Il
a eu le nez creux, Gérard Collomb. On voyait bien qu’il enfumait
gentiment son monde en prétendant vouloir abandonner ses fonctions
de Ministre de l’Intérieur pour retrouver ses chers Lyonnais. Tu
parles Charles ! Elle n’est pas née de la dernière conférence
pour le climat, la vieille colombe rusée, elle avait bien senti qu’il
y avait quelque chose de vraiment pourri en Macronie, à tel point
que les relents putrides d’un système en décomposition après
seulement dix-huit mois de quinquennat refluaient à tous les étages
de la maison mère et jusqu’à la place Beauvau. Le vieux briscard
voyait bien que la « start-up nation » qu’il avait
soutenue dès les premiers jours menaçait de déposer prochainement
le bilan. Collomb avait déjà dû subir le cirque de l’affaire
Benalla et des audiences parlementaires, il n’était pas question
qu’on le prenne jusqu’au bout pour un pigeon. Vu la tournure
prise par les événements, il était plus que temps de tirer sa révérence.
Aujourd’hui
Gérard Collomb doit pousser un grand soupir de soulagement, dans son
bel hôtel de ville de la place de la Comédie, en observant le chaos
de ce week-end sur l’avenue des Champs-Elysées, en regardant son
successeur se débattre dans la pire crise qui se soit abattue sur
l’exécutif depuis mai 68. Avec sa tête de second couteau d’une
série de gangsters des années 80, la mâchoire carrée assénant des
avis définitifs (« on a merdé sur la com’ ») tandis
qu'il roule des yeux affolés en cherchant la
solution qui ne vient pas, Castaner incarne à lui seul l’impuissance
et la désorientation du pouvoir. A côté, Edouard Philippe semble un
roc, c’est dire, tandis qu’Emmanuel Macron répond à la crise
de la même manière qu’il avait géré l’affaire Benalla : par
l’absence. Seules les piques de François Hollande, venu faire la
roue auprès des Gilets Jaunes, ont pu tirer une réaction du
président en déplacement au G20 de Buenos Aires. Depuis son retour
en France, Emmanuel Macron s’est contenté d’une nouvelle petite
boucle mémorielle sur les Champs-Elysées et d’un « Merci »

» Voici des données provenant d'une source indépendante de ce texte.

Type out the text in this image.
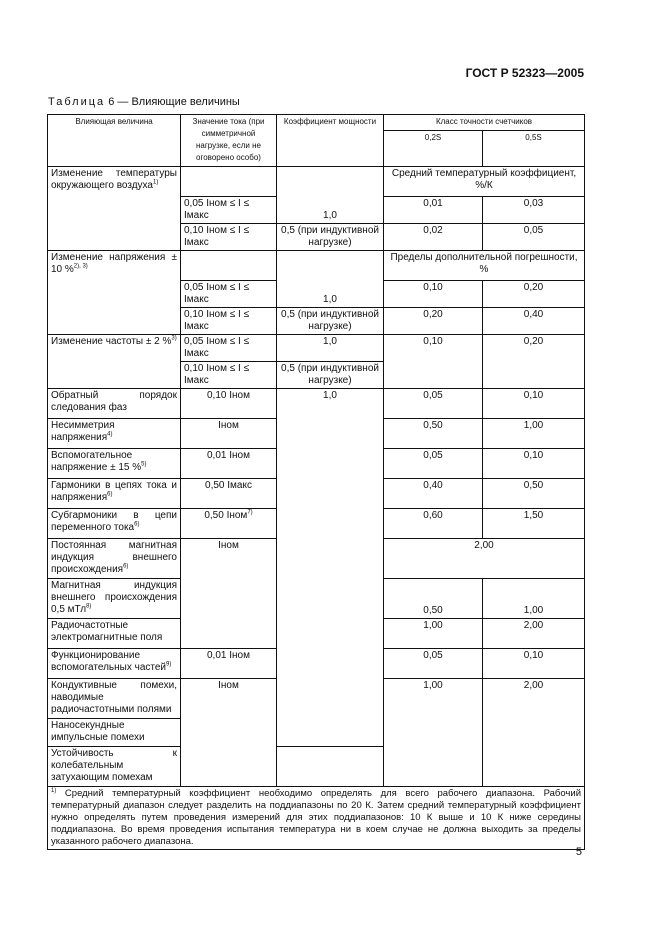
ГОСТ Р 52323—2005
Таблица 6 — Влияющие величины
Влияющая величина	Значение тока (при симметричной нагрузке, если не оговорено особо)	Коэффициент мощности	Класс точности счетчиков	
			0,2S	0,5S
Изменение температуры окружающего воздуха$^{1)}$		1,0	Средний температурный коэффициент, %/К	
	0,05 Iном ≤ I ≤ Iмакс		0,01	0,03
	0,10 Iном ≤ I ≤ Iмакс	0,5 (при индуктивной нагрузке)	0,02	0,05
Изменение напряжения ± 10 %$^{2), 3)}$		1,0	Пределы дополнительной погрешности, %	
	0,05 Iном ≤ I ≤ Iмакс		0,10	0,20
	0,10 Iном ≤ I ≤ Iмакс	0,5 (при индуктивной нагрузке)	0,20	0,40
Изменение частоты ± 2 %$^{3)}$	0,05 Iном ≤ I ≤ Iмакс	1,0	0,10	0,20
	0,10 Iном ≤ I ≤ Iмакс	0,5 (при индуктивной нагрузке)		
Обратный порядок следования фаз	0,10 Iном	1,0	0,05	0,10
Несимметрия напряжения$^{4)}$	Iном		0,50	1,00
Вспомогательное напряжение ± 15 %$^{5)}$	0,01 Iном		0,05	0,10
Гармоники в цепях тока и напряжения$^{6)}$	0,50 Iмакс		0,40	0,50
Субгармоники в цепи переменного тока$^{6)}$	0,50 Iном$^{7)}$		0,60	1,50
Постоянная магнитная индукция внешнего происхождения$^{6)}$	Iном		2,00	
Магнитная индукция внешнего происхождения 0,5 мТл$^{8)}$			0,50	1,00
Радиочастотные электромагнитные поля			1,00	2,00
Функционирование вспомогательных частей$^{9)}$	0,01 Iном		0,05	0,10
Кондуктивные помехи, наводимые радиочастотными полями	Iном		1,00	2,00
Наносекундные импульсные помехи				
Устойчивость к колебательным затухающим помехам				
$^{1)}$ Средний температурный коэффициент необходимо определять для всего рабочего диапазона. Рабочий температурный диапазон следует разделить на поддиапазоны по 20 К. Затем средний температурный коэффициент нужно определять путем проведения измерений для этих поддиапазонов: 10 К выше и 10 К ниже середины поддиапазона. Во время проведения испытания температура ни в коем случае не должна выходить за пределы указанного рабочего диапазона.				
5
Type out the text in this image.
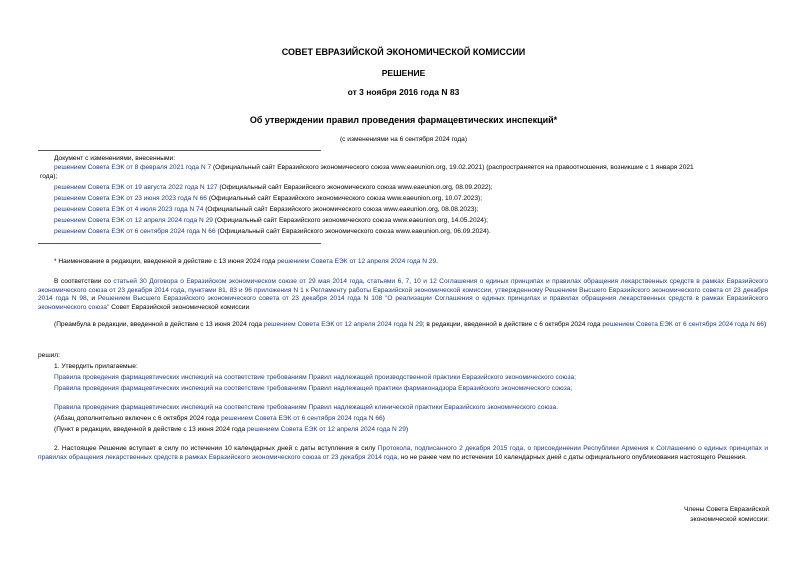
СОВЕТ ЕВРАЗИЙСКОЙ ЭКОНОМИЧЕСКОЙ КОМИССИИ
РЕШЕНИЕ
от 3 ноября 2016 года N 83
Об утверждении правил проведения фармацевтических инспекций*
(с изменениями на 6 сентября 2024 года)
Документ с изменениями, внесенными:
решением Совета ЕЭК от 8 февраля 2021 года N 7 (Официальный сайт Евразийского экономического союза www.eaeunion.org, 19.02.2021) (распространяется на правоотношения, возникшие с 1 января 2021
года);
решением Совета ЕЭК от 19 августа 2022 года N 127 (Официальный сайт Евразийского экономического союза www.eaeunion.org, 08.09.2022);
решением Совета ЕЭК от 23 июня 2023 года N 66 (Официальный сайт Евразийского экономического союза www.eaeunion.org, 10.07.2023);
решением Совета ЕЭК от 4 июля 2023 года N 74 (Официальный сайт Евразийского экономического союза www.eaeunion.org, 08.08.2023);
решением Совета ЕЭК от 12 апреля 2024 года N 29 (Официальный сайт Евразийского экономического союза www.eaeunion.org, 14.05.2024);
решением Совета ЕЭК от 6 сентября 2024 года N 66 (Официальный сайт Евразийского экономического союза www.eaeunion.org, 06.09.2024).
* Наименование в редакции, введенной в действие с 13 июня 2024 года решением Совета ЕЭК от 12 апреля 2024 года N 29.
В соответствии со статьей 30 Договора о Евразийском экономическом союзе от 29 мая 2014 года, статьями 6, 7, 10 и 12 Соглашения о единых принципах и правилах обращения лекарственных средств в рамках Евразийского экономического союза от 23 декабря 2014 года, пунктами 81, 83 и 96 приложения N 1 к Регламенту работы Евразийской экономической комиссии, утвержденному Решением Высшего Евразийского экономического совета от 23 декабря 2014 года N 98, и Решением Высшего Евразийского экономического совета от 23 декабря 2014 года N 108 "О реализации Соглашения о единых принципах и правилах обращения лекарственных средств в рамках Евразийского экономического союза" Совет Евразийской экономической комиссии
(Преамбула в редакции, введенной в действие с 13 июня 2024 года решением Совета ЕЭК от 12 апреля 2024 года N 29; в редакции, введенной в действие с 6 октября 2024 года решением Совета ЕЭК от 6 сентября 2024 года N 66)
решил:
1. Утвердить прилагаемые:
Правила проведения фармацевтических инспекций на соответствие требованиям Правил надлежащей производственной практики Евразийского экономического союза;
Правила проведения фармацевтических инспекций на соответствие требованиям Правил надлежащей практики фармаконадзора Евразийского экономического союза;
Правила проведения фармацевтических инспекций на соответствие требованиям Правил надлежащей клинической практики Евразийского экономического союза.
(Абзац дополнительно включен с 6 октября 2024 года решением Совета ЕЭК от 6 сентября 2024 года N 66)
(Пункт в редакции, введенной в действие с 13 июня 2024 года решением Совета ЕЭК от 12 апреля 2024 года N 29)
2. Настоящее Решение вступает в силу по истечении 10 календарных дней с даты вступления в силу Протокола, подписанного 2 декабря 2015 года, о присоединении Республики Армения к Соглашению о единых принципах и правилах обращения лекарственных средств в рамках Евразийского экономического союза от 23 декабря 2014 года, но не ранее чем по истечении 10 календарных дней с даты официального опубликования настоящего Решения.
Члены Совета Евразийской
экономической комиссии:
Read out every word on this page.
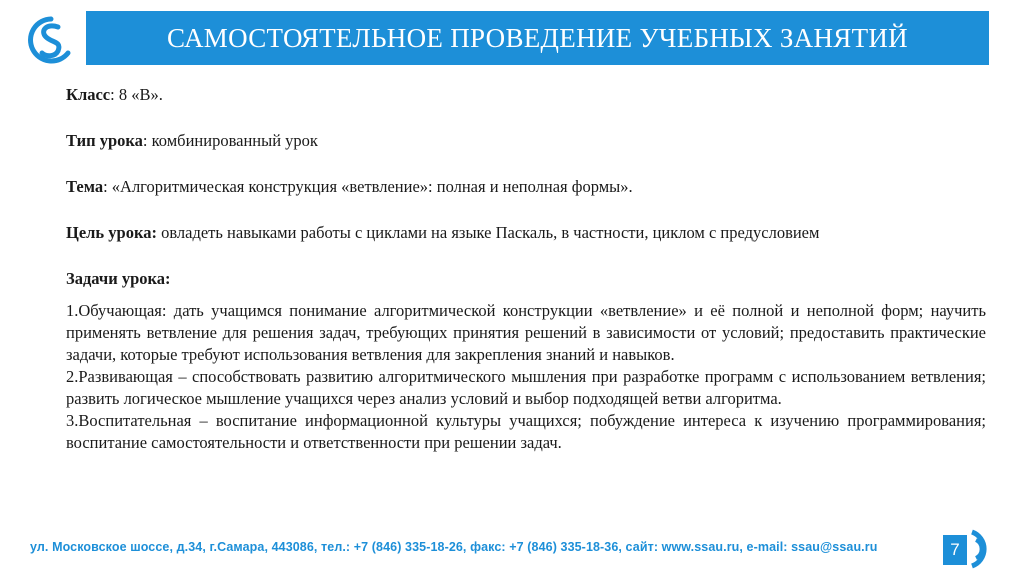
САМОСТОЯТЕЛЬНОЕ ПРОВЕДЕНИЕ УЧЕБНЫХ ЗАНЯТИЙ

Класс: 8 «В».

Тип урока: комбинированный урок

Тема: «Алгоритмическая конструкция «ветвление»: полная и неполная формы».

Цель урока: овладеть навыками работы с циклами на языке Паскаль, в частности, циклом с предусловием

Задачи урока:

1.Обучающая: дать учащимся понимание алгоритмической конструкции «ветвление» и её полной и неполной форм; научить применять ветвление для решения задач, требующих принятия решений в зависимости от условий; предоставить практические задачи, которые требуют использования ветвления для закрепления знаний и навыков.

2.Развивающая – способствовать развитию алгоритмического мышления при разработке программ с использованием ветвления; развить логическое мышление учащихся через анализ условий и выбор подходящей ветви алгоритма.

3.Воспитательная – воспитание информационной культуры учащихся; побуждение интереса к изучению программирования; воспитание самостоятельности и ответственности при решении задач.

ул. Московское шоссе, д.34, г.Самара, 443086, тел.: +7 (846) 335-18-26, факс: +7 (846) 335-18-36, сайт: www.ssau.ru, e-mail: ssau@ssau.ru	7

twitté à la va-vite à destination des forces de l’ordre avant de
se replier dans son palais pour y convoquer ses lieutenants. A peine
le doux monarque au sourire radieux comme une centrale
photoélectrique a-t-il condescendu à envoyer Benjamin Griveaux,
sous-fifre parmi les sous-fifres, lâcher dédaigneusement qu’on
n’allait pas changer de cap pour quelques ploucs énervés et deux
ou trois vitrines cassées. Depuis que la crise des Gilets Jaunes a
commencé à prendre des proportions vraiment inquiétantes, le plus
inquiétant se révèle être le mutisme présidentiel face à la
contestation montante. Peut-être Macron se rêve-t-il en De Gaulle
disparaissant le 29 mai 1968 pour réapparaître et sonner la fin de
la récré le 30 : « Français, Françaises, étant
détenteur de la légitimité nationale et républicaine, j'ai
envisagé depuis 24 heures toutes les éventualités... »
N'est
pas De Gaulle qui veut. En attendant qu'on sache si Emmanuel Macron
joue la montre ou est simplement en train de sucer son pouce en
position foetale derrière son bureau, le gouvernement d'Edouard
Philippe gère l'insurrection qui vient au doigt mouillé. Après
avoir tenté d’assimiler purement et simplement le mouvement des
protestations des Gilets Jaunes à « l’ultra-droite » après les manifestations du 24 novembre, la tactique adoptée après les ravages du 1er
décembre et les images de l'Arc de Triomphe portant les stigmates des tags et des exploits des antifas et autres Black Blocs fut plus classique : distinguer manifestants et
casseurs, de nouveau largement indifférenciés, et laisser monter
l'angoisse dans l'opinion en promettant le chaos pour dissuader au
maximum les gens d'aller manifester le 8 décembre. Les grands médias
ont aussi changé de braquet. L'inénarrable Sylvain Boulouque,
« spécialiste des mouvements sociaux », à peu près
aussi compétent que Christophe Castaner au Ministère de l'Intérieur, n'a plus été invité sur les plateaux de BFMTV pour expliquer
qu'une manif où l'on trouvait des drapeaux français était
d'extrême-droite (à ce compte-là, la manif du 11 janvier 2015 est
donc la plus importante manif d'extrême-droite de l'histoire de
France).
Les
antifas ont certes été rejoints samedi dernier, comme celui d’avant,
par les cohortes hétéroclites de « l’ultradroite ».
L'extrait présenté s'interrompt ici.